I would tell them that you are planning on getting married on a cruise ship, and are just going to do something very, very small. Telling them to save the date when you know you aren't going to invite them seems really rude.

If you're that concerned about gifts, you could just send out announcements after the fact, and then cross your fingers. Or, you could consider holding a low-key reception after the fact.

Just out of curiosity, why no invite everyone on the cruise?

Zaftig posted:

3. Is it expected to pay for the guests, or to have them pay for themselves?

It isn't expected, but it sure would be nice of you.

McDougirl
Jun 22, 2006
this title is custom-made!

Zaftig posted:

The only reason I thought of sending a save the date was that I was thinking about using live video footage. I realize it seems rude, but it's kind of like sending graduation invitations in my mind: the biggest people in my life will want to be there, and everyone else would rather save the cost of attending and send a card. I'd rather have a really fun time with a very tiny group, and that's all I can afford.

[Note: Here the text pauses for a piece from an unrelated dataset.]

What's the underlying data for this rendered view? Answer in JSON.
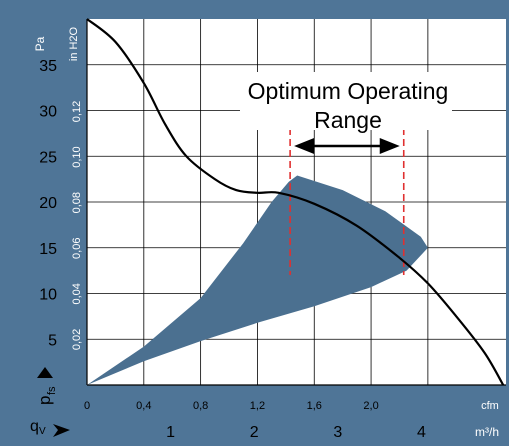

I would either say that you should let them make the decision about cost/importance or just invite them to view it. Send out "invites" with the time/date/url. Or do what King Skinny Pimp suggested, and view it together later (really, do this, it's the best idea.)

It just seems to me that if you send "save the date" cards, someone might be inclined to do something wacky like: not make any other plans that weekend, with the intention of celebrating that day special day with you.

McDougirl
Jun 22, 2006
this title is custom-made!

Bean_ posted:

heirloom ring

Most of the women I know would love something like that, but it's completely a matter of personal preference, and you know her better than we do. Also, I don't think it would be as much of a question for you if you stopped referring to it as a "hand me down." It's not a used accessory, there is symbolism and meaning and history.

I'd say give her the heirloom, but let her know (later) that if she doesn't like it, you won't be offended about getting something else. On that note, even if it does mean a lot to you that it is a family piece, don't be offended if she wants to geet something else. This is something she'll be wearing on her hand every day for the rest of her life. Don't guilt her into wearing something she doesn't like. Is it at all like the ones she pointed out earlier? Because if it is completely different, (ie. she picked out nothing but yellow gold with colored stones or something) you might want to reconsider.

McDougirl
Jun 22, 2006
this title is custom-made!

tishthedish posted:

Question: the fiance and I are having a small wedding, family only (with one exception). His parents are divorced, and his dad remarried while his mom is still single. Since my fiance's mom is on pretty terrible terms with my fiance's dad, I suggested that his mom bring a friend. A few days ago, his mom said that the friend she wants to invite is bringing her husband.

Uhhh...I've been thinking about it, and it really is starting to irritate me. I would like to invite some of my friends, but the goal was to keep it small. Am I wrong to be pissed off that not only are two complete strangers coming to the wedding, but my MIL is telling us that the friend's husband is coming?

It seems reasonable to be mad to me. I would suggest that either you or your fiance (depending on how close you are) need to make the situation clear to her. I think telling her that none of your friends are coming might make her rethink. Perhaps there was a miscommunication somewhere, and she (or the friend) is thinking the more the merrier.

Even if she refuses to 'uninvite' the husband, don't think of it as a slight towards you, think of it like she wants more people to witness this special event. You don't want to start of your marriage all angry, do you? At the end of the day, one dude probably won't be that big of a deal.